Confesso ter sentido uma enorme alegria ao perceber sua presença.
Ainda que isso signifique que a ficção se torna uma via menos amarga do que a realidade do país. É o caso de João, que é pressionado em apresentação ao confronto fatalista da realidade, memória e trauma. O longa não poupa uma interpretação contundente, onde o grau de esperança é o arbítrio do retorno, do abandono. O livre arbítrio cristão é uma miragem burguesa que não existe no subdesenvolvimento. E o próprio título do filme, “Filho de Boi”, é a chaga que o protagonista carrega durante todo o processo dramático, mas como uma marca que o materialismo livra o fardo do calvário imposto por uma sociedade que ironiza a realidade. Assim, o projeto não sustenta o singelo olhar durante boa parte da sua projeção, negando como quem possui medo da realidade e do sonho que essa cria.
E nessa faca de dois gumes que o filme se articula, reconhecendo a dor como via única onde o pedágio é encarar a realidade, mas com a possibilidade (ir)real de uma fuga possível a partir do tom lúdico de ser palhaço. A superação aqui é encarar com dignidade. Orgulho é luxo. Ser criança é um sonho distante que tudo ao redor tenta minar para uma opressão, em camadas diversas. A linguagem acompanha esse processo dialético entre essas duas frentes de uma encenação, transitando entre uma realidade direta, concreta, jamais sacramentada e uma proposta de poesia cruel, onde a câmera, a fotografia e a montagem constroem um extraplano da realidade. E aqui, reconhecendo a força da geografia como palco dessa estrutura, os planos gerais que mostram o ambiente, os cortes rápidos para o circo que constrói uma base material que não se diferencia do restante, mas permite, ao menos, que por alguns momentos, possamos esquecer que a crueldade de um processo falho e dependente do país da ditadura burguesa, ainda reina.

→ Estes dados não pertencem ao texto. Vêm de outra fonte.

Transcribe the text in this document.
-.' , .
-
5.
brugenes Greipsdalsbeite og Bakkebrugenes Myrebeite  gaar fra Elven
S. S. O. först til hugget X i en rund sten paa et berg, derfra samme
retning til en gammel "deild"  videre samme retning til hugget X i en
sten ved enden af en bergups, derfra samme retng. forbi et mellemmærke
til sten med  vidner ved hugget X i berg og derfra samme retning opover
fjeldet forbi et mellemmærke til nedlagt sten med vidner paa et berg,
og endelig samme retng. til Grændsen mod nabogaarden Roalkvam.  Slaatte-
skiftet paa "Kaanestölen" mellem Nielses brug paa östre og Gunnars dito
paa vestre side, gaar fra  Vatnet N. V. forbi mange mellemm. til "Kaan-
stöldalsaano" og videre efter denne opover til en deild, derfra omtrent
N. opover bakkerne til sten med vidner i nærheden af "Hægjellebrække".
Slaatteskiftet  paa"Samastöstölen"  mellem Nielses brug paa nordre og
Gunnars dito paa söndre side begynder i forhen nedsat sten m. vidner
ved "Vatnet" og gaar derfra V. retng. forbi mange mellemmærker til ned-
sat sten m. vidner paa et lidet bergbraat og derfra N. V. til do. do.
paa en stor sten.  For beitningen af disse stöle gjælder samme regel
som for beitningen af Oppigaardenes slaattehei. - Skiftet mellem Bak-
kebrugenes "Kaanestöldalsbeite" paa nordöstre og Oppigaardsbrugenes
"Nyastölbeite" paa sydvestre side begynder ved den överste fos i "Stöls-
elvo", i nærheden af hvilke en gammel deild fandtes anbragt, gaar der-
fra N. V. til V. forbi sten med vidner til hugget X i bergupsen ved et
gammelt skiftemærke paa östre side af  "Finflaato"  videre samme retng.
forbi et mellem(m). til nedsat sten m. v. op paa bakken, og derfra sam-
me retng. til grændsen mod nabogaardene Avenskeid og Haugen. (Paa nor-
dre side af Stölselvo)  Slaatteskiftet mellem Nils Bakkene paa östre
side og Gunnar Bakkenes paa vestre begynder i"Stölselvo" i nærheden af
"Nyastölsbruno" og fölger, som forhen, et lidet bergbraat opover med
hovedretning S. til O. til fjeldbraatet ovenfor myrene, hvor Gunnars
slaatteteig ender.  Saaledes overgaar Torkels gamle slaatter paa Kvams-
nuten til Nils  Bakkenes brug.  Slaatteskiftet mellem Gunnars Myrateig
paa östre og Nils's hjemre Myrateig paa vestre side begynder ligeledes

“Filho de Boi” possui alguns paralelismo que desnorteiam seu eixo central, algumas cenas realmente descartáveis, mas nada que comprometa a experiência. Não à toa, o espectador pode levar o filme para depois da exibição, lembrando de cenas e em especial de um final que é duro pela realidade crua que surge à tona a partir de uma música extradiegética, aparecendo de uma figura paterna à outra, mediação de memória, em solo árido e o desespero de quem não se reconhece no mundo. João Pedro Dias é uma estrela cadente no filme, aparecendo como ponto chave na construção emocional que o filme propõe. Um sorriso de João, descarta qualquer fala. Luiz Carlos Vasconcelos faz um personagem de poucos carinhos (ainda visíveis) que rouba a encenação para seu tom amedrontador, com o tempo é possível sentir parte de seu luto, lembrando aquilo que Kratos disse ao filho “Não confunda silêncio com indiferença”. E Vinicius Bustani é carismático mas carrega consigo a fuga desejada com a impossibilidade de concretizar esse sonho.
“Nem é cedo demais pra saber
Que a vida é desgraçada aqui
Meu filho, amor
Tem dessas coisas
Rudes” – Djonga, O cara de Óculos.
“Filho de Boi” é um retrato honesto, sincero e potente de uma cinematografia que encontra seu lugar neste ano de 2020 e ganha destaque com os outros projetos.